Foto: Jinty Jackson/AFP/Getty Images
Setembro de 2018
Setembro de 2018 voltava a ser um mês negro no norte de Moçambique. Ataques nas aldeias de Mocímboa da Praia, Ntoni e Ilala, em Macomia, deixaram pelo menos 15 mortos e dezenas de casas destruídas. No final do mês, o ministro da Defesa, Atanásio Mtumuke, afirmou que os homens armados responsáveis pelos ataques seriam "jovens expulsos de casa pelos pais".
Foto: Privat
Outubro de 2018
Um ano após o início dos ataques em Cabo Delgado, a polícia informou que os mais de 40 ataques ocorridos, haviam feito 90 mortos, 67 feridos e destruído milhares de casas.

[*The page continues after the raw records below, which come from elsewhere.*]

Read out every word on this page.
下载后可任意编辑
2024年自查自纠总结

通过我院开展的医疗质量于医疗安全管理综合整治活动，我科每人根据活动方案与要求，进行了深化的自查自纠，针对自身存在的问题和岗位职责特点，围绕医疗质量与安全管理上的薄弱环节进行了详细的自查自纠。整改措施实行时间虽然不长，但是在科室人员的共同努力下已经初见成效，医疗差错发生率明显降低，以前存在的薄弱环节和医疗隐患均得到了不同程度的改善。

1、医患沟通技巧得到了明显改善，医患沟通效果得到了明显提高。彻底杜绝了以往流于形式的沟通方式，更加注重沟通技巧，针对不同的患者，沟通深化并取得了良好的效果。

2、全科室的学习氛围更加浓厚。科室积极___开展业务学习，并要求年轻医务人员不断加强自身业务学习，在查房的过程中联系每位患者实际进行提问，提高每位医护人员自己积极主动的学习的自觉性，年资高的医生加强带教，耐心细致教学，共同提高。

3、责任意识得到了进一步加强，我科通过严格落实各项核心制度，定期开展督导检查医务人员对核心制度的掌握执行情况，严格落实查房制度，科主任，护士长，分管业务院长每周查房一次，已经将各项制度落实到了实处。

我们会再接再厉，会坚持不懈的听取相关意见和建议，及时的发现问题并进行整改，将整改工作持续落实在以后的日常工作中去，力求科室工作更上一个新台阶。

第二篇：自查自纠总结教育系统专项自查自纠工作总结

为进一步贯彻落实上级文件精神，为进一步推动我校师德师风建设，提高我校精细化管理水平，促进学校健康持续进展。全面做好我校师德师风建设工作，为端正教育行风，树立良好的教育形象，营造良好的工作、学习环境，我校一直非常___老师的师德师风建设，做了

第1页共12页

Foi também por esta altura que Filipe Nyusi anunciou a detenção de um cidadão estrangeiro suspeito de recrutar jovens para atacar as aldeias. No final do mês, começaram a ser julgados 180 suspeitos de envolvimento nos ataques.
Foto: privat
Novembro de 2018
Novos relatos de mortes macabras surgem na imprensa. Seis pessoas foram encontradas mortas com sinais de agressão com catana na aldeia de Pundanhar, em Palma. Dias depois, o cenário repetiu-se nas aldeias de Chicuaia Velha, Lukwamba e Litingina, distrito de Nangade. Balanço: 11 mortos. Em Pemba, o embaixador da União Europeia oferecia ajuda ao país.
Foto: Privat
6 de dezembro de 2018
A população do distrito de Nangade terá feito justiça pelas próprias mãos e morto três homens envolvidos nos ataques. Na altura, à DW, David Machimbuko, administrador do distrito de Palma, deu conta que "depois de um ataque, a população insurgiu-se e acabou por atingir alguns deles". Entretanto, o Ministério Público juntou mais nomes à lista dos arguidos neste caso. Entre eles está Andre Hanekom.
Foto: DW/N. Issufo
16 de dezembro de 2018
A 16 de dezembro, e após mais um ataque armado no distrito de Palma, que matou seis pessoas, entre as quais uma criança, Moçambique e Tanzânia anunciaram uma união de esforços no combate aos crimes transfronteiriços. 2018 chegava assim ao fim sem uma solução à vista para os ataques que já haviam feito, pelo menos, 115 mortos. O julgamento dos já acusados de envolvimento nos ataques continua.
Foto: privat
Janeiro de 2019
O novo ano não começou da melhor forma. Sete pessoas morreram quando um grupo armado intercetou uma carrinha de caixa aberta que transportava passageiros entre Palma e Mpundanhar. Na semana seguinte, outras sete pessoas foram assassinadas a tiro no Posto Administrativo de Ulumbi. Um comerciante foi ainda decapitado em Maganja, distrito de Palma, no passado dia 20.